To add the numbers, simply add the coefficients (the numbers before the powers of 10) together:
3.2x10^4 + 1.95x10^6 = (3.2 + 1.95)x10^4 = 5.15x10^4
Therefore, the sum of 3.2x10^4 and 1.95x10^6 is 5.15x10^4.
To subtract 1.95x10^6 from 3.2x10^4, again make sure that the exponents of the powers of 10 are the same. In this case, the exponents are different (4 and 6).
To subtract the numbers, you need to align the decimal points by moving the decimal places, which will change the exponents of the powers of 10.
First, rewrite both numbers in scientific notation with the same exponent:
3.2x10^4 = 0.00032x10^6
Now, subtract the coefficients:
0.00032x10^6 - 1.95x10^6 = (0.00032 - 1.95)x10^6 = -1.94968x10^6
Therefore, the difference when subtracting 1.95x10^6 from 3.2x10^4 is -1.94968x10^6.
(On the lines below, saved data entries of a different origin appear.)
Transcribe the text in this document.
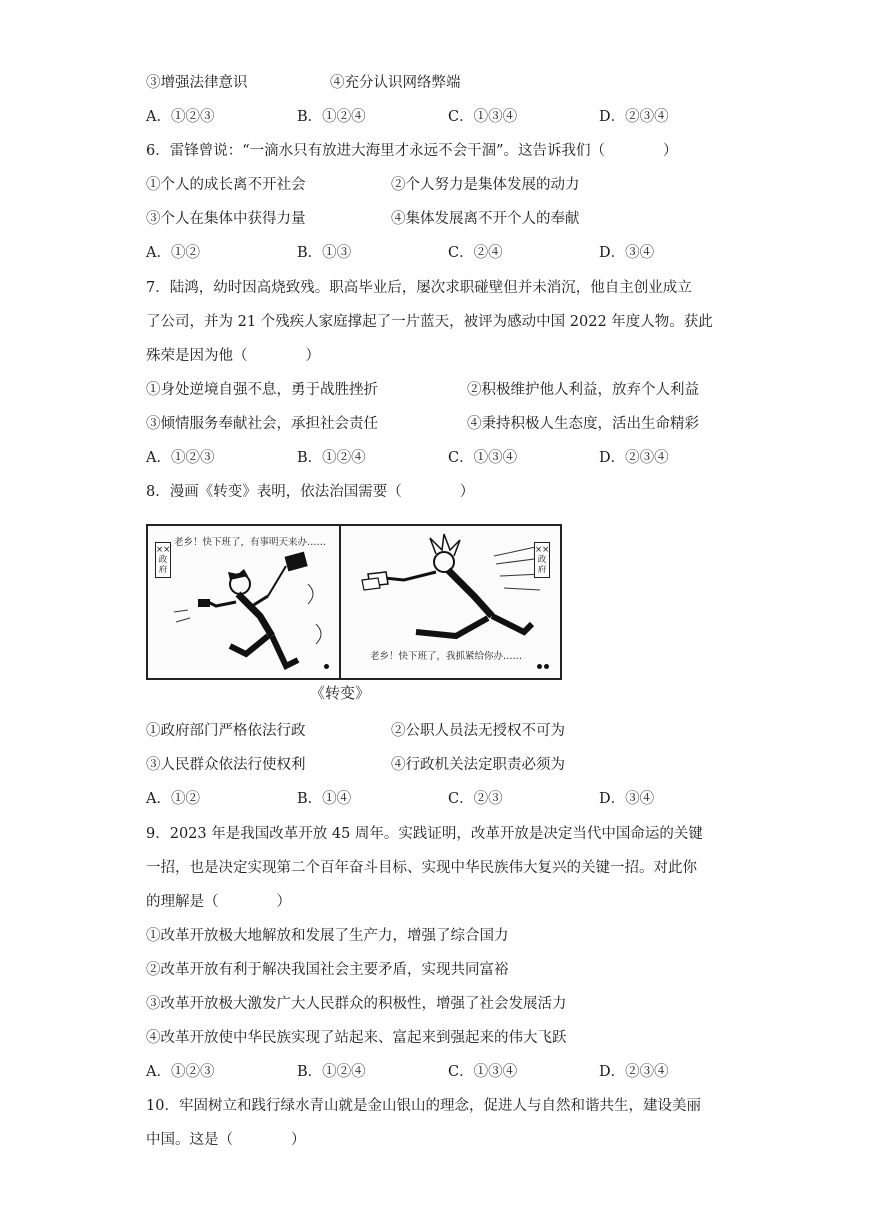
③增强法律意识	④充分认识网络弊端
A．①②③	B．①②④	C．①③④	D．②③④
6．雷锋曾说：“一滴水只有放进大海里才永远不会干涸”。这告诉我们（　　　　）
①个人的成长离不开社会	②个人努力是集体发展的动力
③个人在集体中获得力量	④集体发展离不开个人的奉献
A．①②	B．①③	C．②④	D．③④
7．陆鸿，幼时因高烧致残。职高毕业后，屡次求职碰壁但并未消沉，他自主创业成立
了公司，并为 21 个残疾人家庭撑起了一片蓝天，被评为感动中国 2022 年度人物。获此
殊荣是因为他（　　　　）
①身处逆境自强不息，勇于战胜挫折	②积极维护他人利益，放弃个人利益
③倾情服务奉献社会，承担社会责任	④秉持积极人生态度，活出生命精彩
A．①②③	B．①②④	C．①③④	D．②③④
8．漫画《转变》表明，依法治国需要（　　　　）
老乡！快下班了，有事明天来办……
××政府
××政府
老乡！快下班了，我抓紧给你办……
《转变》
①政府部门严格依法行政	②公职人员法无授权不可为
③人民群众依法行使权利	④行政机关法定职责必须为
A．①②	B．①④	C．②③	D．③④
9．2023 年是我国改革开放 45 周年。实践证明，改革开放是决定当代中国命运的关键
一招，也是决定实现第二个百年奋斗目标、实现中华民族伟大复兴的关键一招。对此你
的理解是（　　　　）
①改革开放极大地解放和发展了生产力，增强了综合国力
②改革开放有利于解决我国社会主要矛盾，实现共同富裕
③改革开放极大激发广大人民群众的积极性，增强了社会发展活力
④改革开放使中华民族实现了站起来、富起来到强起来的伟大飞跃
A．①②③	B．①②④	C．①③④	D．②③④
10．牢固树立和践行绿水青山就是金山银山的理念，促进人与自然和谐共生，建设美丽
中国。这是（　　　　）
To multiply 3.2x10^4 and 1.95x10^6, you need to multiply the coefficients together and add the exponents:
3.2x10^4 x 1.95x10^6 = (3.2 x 1.95)x10^(4 + 6) = 6.24x10^10
Therefore, the product of 3.2x10^4 and 1.95x10^6 is 6.24x10^10.
To divide 1.95x10^6 by 3.2x10^4, you need to divide the coefficients and subtract the exponents:
(1.95 / 3.2)x10^(6 - 4) = 0.609375x10^2
Simplifying, we get:
0.609375x10^2 = 6.09375x10^1 = 60.9375
Therefore, the result of dividing 1.95x10^6 by 3.2x10^4 is 60.9375.